• Combined supply and demand schedule combines market supply and market demand schedule.

  • Equilibrium is a point of balance between price and quantity.

  • To find equilibrium price and equilibrium quantity, look for a price at which the quantity supplied is equal to the quantity demanded.

  • Buyers find ample supply, while firms are willing to sell and find enough buyers.

  • If market price or quantity is not at equilibrium, it’s at disequilibrium.

  • Disequilibrium: Occurs when the quantity supply does not equal the quantity demanded.

  • Excess Demand: Quantity demanded is more than the supplied quantity.

  • Excess Supply: Quantity supplied exceeds the quantity demanded.

  • When price in the market is below the equilibrium price, excess demand takes place.

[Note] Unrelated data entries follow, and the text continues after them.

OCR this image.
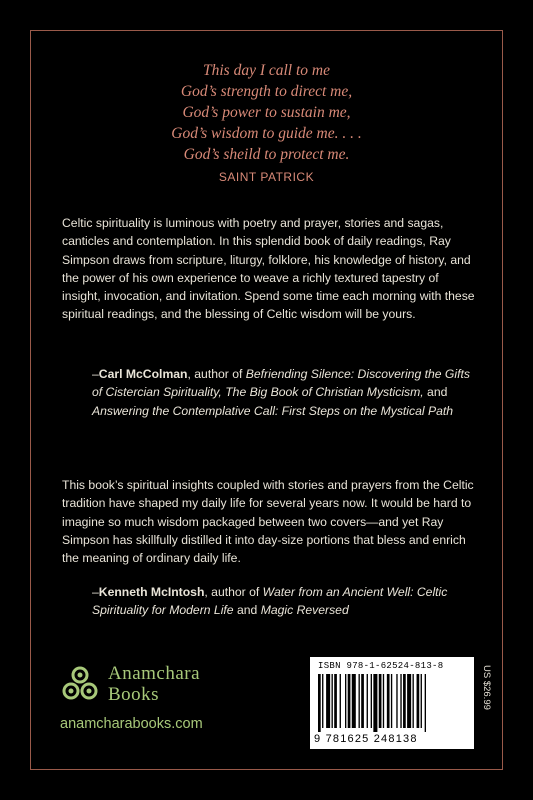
This day I call to me
God’s strength to direct me,
God’s power to sustain me,
God’s wisdom to guide me. . . .
God’s sheild to protect me.
SAINT PATRICK
Celtic spirituality is luminous with poetry and prayer, stories and sagas, canticles and contemplation. In this splendid book of daily readings, Ray Simpson draws from scripture, liturgy, folklore, his knowledge of history, and the power of his own experience to weave a richly textured tapestry of insight, invocation, and invitation. Spend some time each morning with these spiritual readings, and the blessing of Celtic wisdom will be yours.
–Carl McColman, author of Befriending Silence: Discovering the Gifts of Cistercian Spirituality, The Big Book of Christian Mysticism, and Answering the Contemplative Call: First Steps on the Mystical Path
This book’s spiritual insights coupled with stories and prayers from the Celtic tradition have shaped my daily life for several years now. It would be hard to imagine so much wisdom packaged between two covers—and yet Ray Simpson has skillfully distilled it into day-size portions that bless and enrich the meaning of ordinary daily life.
–Kenneth McIntosh, author of Water from an Ancient Well: Celtic Spirituality for Modern Life and Magic Reversed
Anamchara
Books
anamcharabooks.com
ISBN 978-1-62524-813-8
9 781625 248138
US $26.99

Lower prices encourage buyers and discourage sellers.

  • Price has risen to close gap, suppliers find the highest price that the market will bear.

  • When a market is at disequilibrium, prices are flexible and the market pushes to reach the equilibrium.

  • Sellers do not like to waste resources on excess supply and want to raise profits to raise money.

  • Government intervention: Occasionally the government steps in.

  • Governments can set up a price ceiling, or a max price that can be legally charge for goods. Governments can also create price floor, or the minimum price for a good or service.

Price Ceiling

  • Government sets price ceiling on items that are considered essential

  • Rent control is a kind of price ceiling.

    • Introduced to prevent inflation in the 1940s and continued after World War II.

    • Today, rent controls are imposed with the hope of helping poor households.

    • Rent control reduces the quantity and quality of housing, so it both helps and harms households.

  • Price ceilings stop prices from reaching equilibrium.

Price Floors

  • Minimum price set by the government. The government wants sellers to receive the minimum reward.

  • Minimum wage: Minimum price that an employer can pay a worker for a hour of work.

  • If minimum wage is set above the market equilibrium rate, there can be a decrease in employment.